OP: Sepia
Murdoch Books, 2014. Hardcover. Near Fine. First printing.
Sydney’s Sepia was one of Australia’s most highly regarded dining establishments until its closure in 2018. Its chef and co-owner, Martin Benn—having previously worked under Michel Lorain, Marco Pierre White, and Tetsuya Wakuda—had firmly established credentials. During Sepia’s nine-year run, Benn increasingly found his own clear vision, and the restaurant served as a model of fresh thinking.
At first glance, the restaurant’s 2014 cookbook primarily shows the influence of Japanese cuisine. Dashi, wasabi, seaweed, and raw fish turn up regularly, and the simplicity and delicacy of the plating is reminiscent of the kaiseki style.

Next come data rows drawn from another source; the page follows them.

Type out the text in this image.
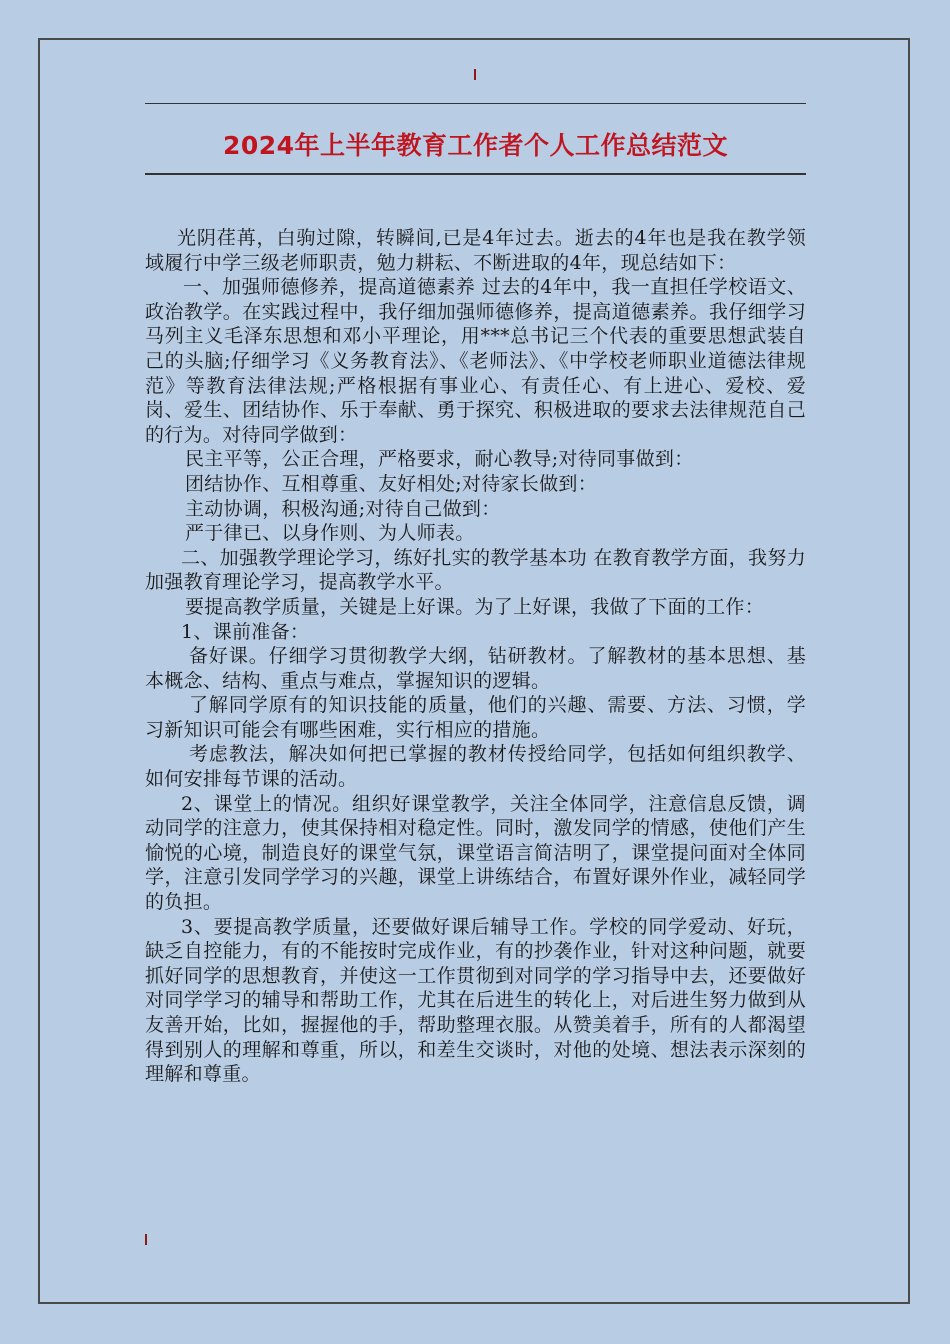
2024年上半年教育工作者个人工作总结范文

光阴荏苒，白驹过隙，转瞬间,已是4年过去。逝去的4年也是我在教学领域履行中学三级老师职责，勉力耕耘、不断进取的4年，现总结如下：

一、加强师德修养，提高道德素养 过去的4年中，我一直担任学校语文、政治教学。在实践过程中，我仔细加强师德修养，提高道德素养。我仔细学习马列主义毛泽东思想和邓小平理论，用***总书记三个代表的重要思想武装自己的头脑;仔细学习《义务教育法》、《老师法》、《中学校老师职业道德法律规范》等教育法律法规;严格根据有事业心、有责任心、有上进心、爱校、爱岗、爱生、团结协作、乐于奉献、勇于探究、积极进取的要求去法律规范自己的行为。对待同学做到：

民主平等，公正合理，严格要求，耐心教导;对待同事做到：

团结协作、互相尊重、友好相处;对待家长做到：

主动协调，积极沟通;对待自己做到：

严于律已、以身作则、为人师表。

二、加强教学理论学习，练好扎实的教学基本功 在教育教学方面，我努力加强教育理论学习，提高教学水平。

要提高教学质量，关键是上好课。为了上好课，我做了下面的工作：

1、课前准备：

备好课。仔细学习贯彻教学大纲，钻研教材。了解教材的基本思想、基本概念、结构、重点与难点，掌握知识的逻辑。

了解同学原有的知识技能的质量，他们的兴趣、需要、方法、习惯，学习新知识可能会有哪些困难，实行相应的措施。

考虑教法，解决如何把已掌握的教材传授给同学，包括如何组织教学、如何安排每节课的活动。

2、课堂上的情况。组织好课堂教学，关注全体同学，注意信息反馈，调动同学的注意力，使其保持相对稳定性。同时，激发同学的情感，使他们产生愉悦的心境，制造良好的课堂气氛，课堂语言简洁明了，课堂提问面对全体同学，注意引发同学学习的兴趣，课堂上讲练结合，布置好课外作业，减轻同学的负担。

3、要提高教学质量，还要做好课后辅导工作。学校的同学爱动、好玩，缺乏自控能力，有的不能按时完成作业，有的抄袭作业，针对这种问题，就要抓好同学的思想教育，并使这一工作贯彻到对同学的学习指导中去，还要做好对同学学习的辅导和帮助工作，尤其在后进生的转化上，对后进生努力做到从友善开始，比如，握握他的手，帮助整理衣服。从赞美着手，所有的人都渴望得到别人的理解和尊重，所以，和差生交谈时，对他的处境、想法表示深刻的理解和尊重。
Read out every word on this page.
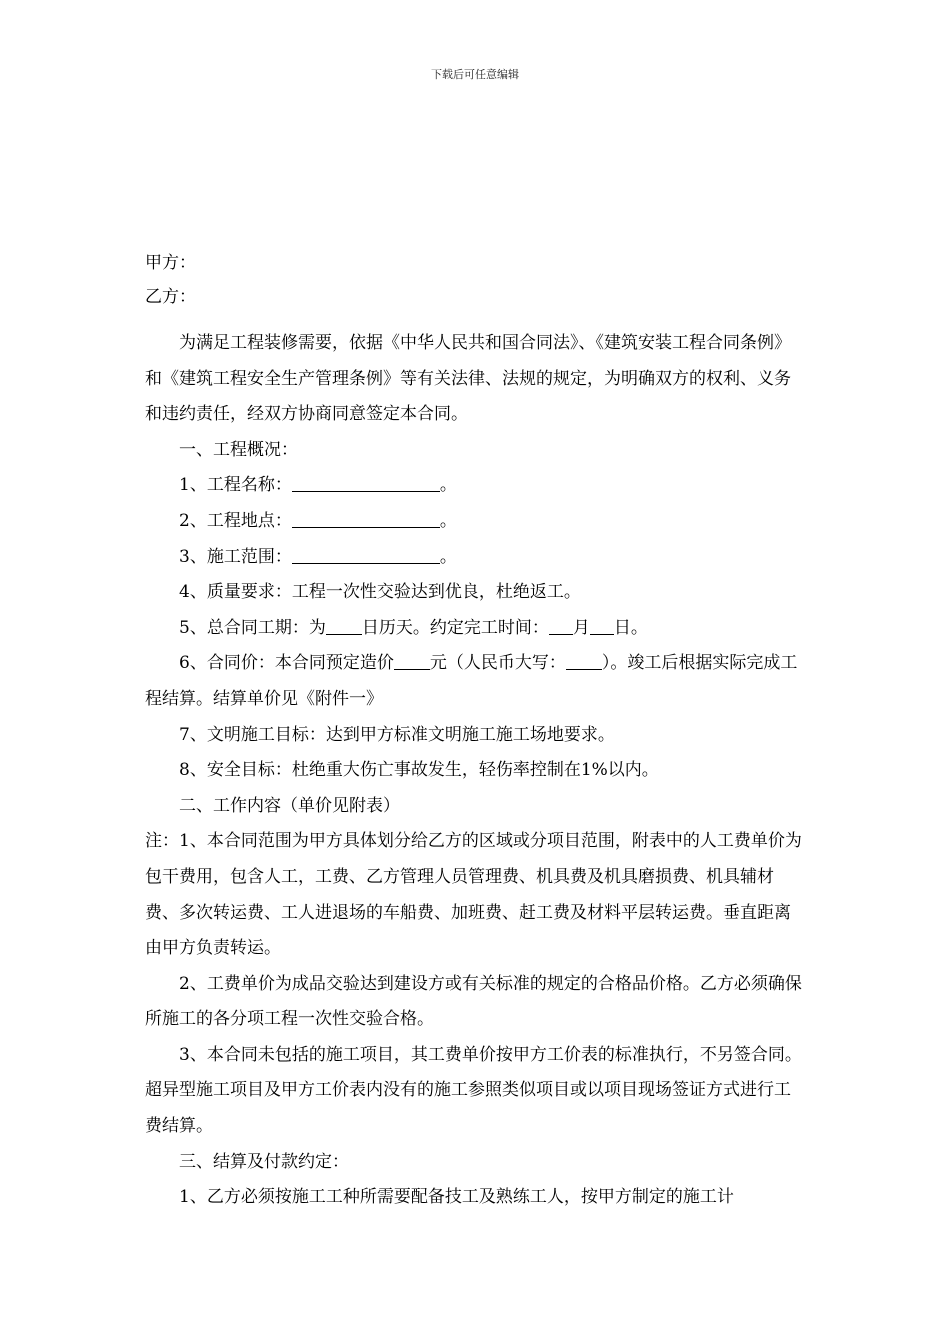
下载后可任意编辑

甲方：

乙方：

为满足工程装修需要，依据《中华人民共和国合同法》、《建筑安装工程合同条例》和《建筑工程安全生产管理条例》等有关法律、法规的规定，为明确双方的权利、义务和违约责任，经双方协商同意签定本合同。

一、工程概况：

1、工程名称：	。

2、工程地点：	。

3、施工范围：	。

4、质量要求：工程一次性交验达到优良，杜绝返工。

5、总合同工期：为 日历天。约定完工时间： 月 日。

6、合同价：本合同预定造价 元（人民币大写： ）。竣工后根据实际完成工程结算。结算单价见《附件一》

7、文明施工目标：达到甲方标准文明施工施工场地要求。

8、安全目标：杜绝重大伤亡事故发生，轻伤率控制在1%以内。

二、工作内容（单价见附表）

注：1、本合同范围为甲方具体划分给乙方的区域或分项目范围，附表中的人工费单价为包干费用，包含人工，工费、乙方管理人员管理费、机具费及机具磨损费、机具辅材费、多次转运费、工人进退场的车船费、加班费、赶工费及材料平层转运费。垂直距离由甲方负责转运。

2、工费单价为成品交验达到建设方或有关标准的规定的合格品价格。乙方必须确保所施工的各分项工程一次性交验合格。

3、本合同未包括的施工项目，其工费单价按甲方工价表的标准执行，不另签合同。超异型施工项目及甲方工价表内没有的施工参照类似项目或以项目现场签证方式进行工费结算。

三、结算及付款约定：

1、乙方必须按施工工种所需要配备技工及熟练工人，按甲方制定的施工计
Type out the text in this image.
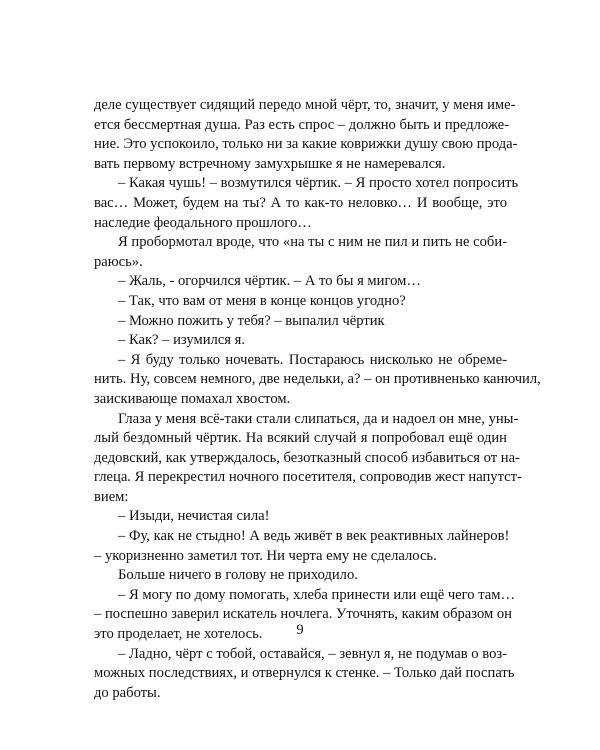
деле существует сидящий передо мной чёрт, то, значит, у меня име-
ется бессмертная душа. Раз есть спрос – должно быть и предложе-
ние. Это успокоило, только ни за какие коврижки душу свою прода-
вать первому встречному замухрышке я не намеревался.
– Какая чушь! – возмутился чёртик. – Я просто хотел попросить
вас… Может, будем на ты? А то как-то неловко… И вообще, это
наследие феодального прошлого…
Я пробормотал вроде, что «на ты с ним не пил и пить не соби-
раюсь».
– Жаль, - огорчился чёртик. – А то бы я мигом…
– Так, что вам от меня в конце концов угодно?
– Можно пожить у тебя? – выпалил чёртик
– Как? – изумился я.
– Я буду только ночевать. Постараюсь нисколько не обреме-
нить. Ну, совсем немного, две недельки, а? – он противненько канючил,
заискивающе помахал хвостом.
Глаза у меня всё-таки стали слипаться, да и надоел он мне, уны-
лый бездомный чёртик. На всякий случай я попробовал ещё один
дедовский, как утверждалось, безотказный способ избавиться от на-
глеца. Я перекрестил ночного посетителя, сопроводив жест напутст-
вием:
– Изыди, нечистая сила!
– Фу, как не стыдно! А ведь живёт в век реактивных лайнеров!
– укоризненно заметил тот. Ни черта ему не сделалось.
Больше ничего в голову не приходило.
– Я могу по дому помогать, хлеба принести или ещё чего там…
– поспешно заверил искатель ночлега. Уточнять, каким образом он
это проделает, не хотелось.
– Ладно, чёрт с тобой, оставайся, – зевнул я, не подумав о воз-
можных последствиях, и отвернулся к стенке. – Только дай поспать
до работы.
9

However, on looking further, we encounter an array of international influences, revealing Sepia’s style as a highly imaginative integration, which seems to meld elements from Spanish and Nordic cooking as well, not to mention native ingredients from Australian and New Zealand. The results turn out to be both original and compelling.
Some exemplary courses include:
- Sashimi of yellowfin tuna with Iberico ham, quail egg, white soy and dashi jelly, and wasabi powder
- Garrotxa with goat’s cheese and sake dumplings, truffle, celeriac cream, and nashi pear
- King George whiting with truffle jelly, water chestnut, nameko mushrooms, and pea sprouts
- Lemon leaf ice cream and yuzu shu meringue with candied lemon aspen, and fennel pollen
Jennifer Soo’s astonishing food photography—expertly playing with light, shadow, reflection, and aperture—is truly an asset to Benn’s smart and clever plating.